I couldn’t believe what I’d said. Something I had never really understood before was clarified for me at the same moment I tried to explain it to someone else. Geneva’s face squinted with curiosity.
“What do you think of this freedom high?” she asked.
“I don’t know, but Theo has a way of making just about anything make sense.”
“You’re right about that. Sometimes I wish he wasn’t so good at it.”
“Have you known him long?” I asked.
“Long enough to be strung out on him.”
“You go to City? I’ve never seen you around.”
“I go to Hunter. I met Theo at a demonstration. We talked. And he made a lot of sense. But lately he hasn’t been making any sense. He wants me to make it with Keith as part of this freedom-high business. He thinks if I do, I’ll get the fantasy of getting a white man out of my system. The idea of sleeping with a white man as an experiment is something I’ve never thought about. But white women are definitely on Theo’s mind. That’s why he concocted these freedom highs—so he could rationalize chasing white women by making it a form of political work.”

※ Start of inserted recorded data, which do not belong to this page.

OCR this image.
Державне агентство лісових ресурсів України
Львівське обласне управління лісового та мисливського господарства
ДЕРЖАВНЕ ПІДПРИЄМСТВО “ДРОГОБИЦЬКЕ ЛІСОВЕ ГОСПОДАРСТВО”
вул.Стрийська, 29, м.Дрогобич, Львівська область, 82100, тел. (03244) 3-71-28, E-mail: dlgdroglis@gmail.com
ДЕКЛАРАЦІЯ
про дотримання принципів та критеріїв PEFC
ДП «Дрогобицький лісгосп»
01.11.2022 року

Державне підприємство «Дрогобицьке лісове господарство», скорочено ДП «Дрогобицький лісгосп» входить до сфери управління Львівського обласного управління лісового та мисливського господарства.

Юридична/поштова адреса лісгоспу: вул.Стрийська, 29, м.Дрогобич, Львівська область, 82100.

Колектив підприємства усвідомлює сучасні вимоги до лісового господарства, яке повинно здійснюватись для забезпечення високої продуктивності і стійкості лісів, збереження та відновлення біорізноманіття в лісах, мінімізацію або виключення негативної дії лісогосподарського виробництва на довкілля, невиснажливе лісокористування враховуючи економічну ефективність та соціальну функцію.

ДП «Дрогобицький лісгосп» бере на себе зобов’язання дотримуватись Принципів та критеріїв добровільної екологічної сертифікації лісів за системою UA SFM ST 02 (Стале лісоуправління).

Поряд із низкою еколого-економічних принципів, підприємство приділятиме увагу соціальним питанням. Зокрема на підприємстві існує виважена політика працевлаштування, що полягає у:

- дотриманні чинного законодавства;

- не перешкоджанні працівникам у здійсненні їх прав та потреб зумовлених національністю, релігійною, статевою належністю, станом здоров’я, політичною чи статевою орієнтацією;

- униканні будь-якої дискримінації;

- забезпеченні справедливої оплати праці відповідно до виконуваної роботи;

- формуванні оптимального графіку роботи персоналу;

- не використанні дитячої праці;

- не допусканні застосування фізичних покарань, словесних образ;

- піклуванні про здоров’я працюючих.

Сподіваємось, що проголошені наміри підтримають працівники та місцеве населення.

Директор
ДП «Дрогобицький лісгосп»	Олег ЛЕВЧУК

“But don’t you think he’s right about it being better to live out your fantasies than repressing them?”
“But it’s his fantasy, not mine… Look at him over there with that white woman who was talking to you.” The woman was transfixed as Theo pointed a menacing finger at her as if it were a gun barrel. “Do you know anything about Gandhi?” Geneva asked.
“Not very much.”
“Somebody once asked Gandhi what he thought of Western civilization, and he said he thought it would be a good idea. He didn’t say it should be made into anything. Just that it would be a good idea. But Theo seems to think every idea he gets is worth pursuing.”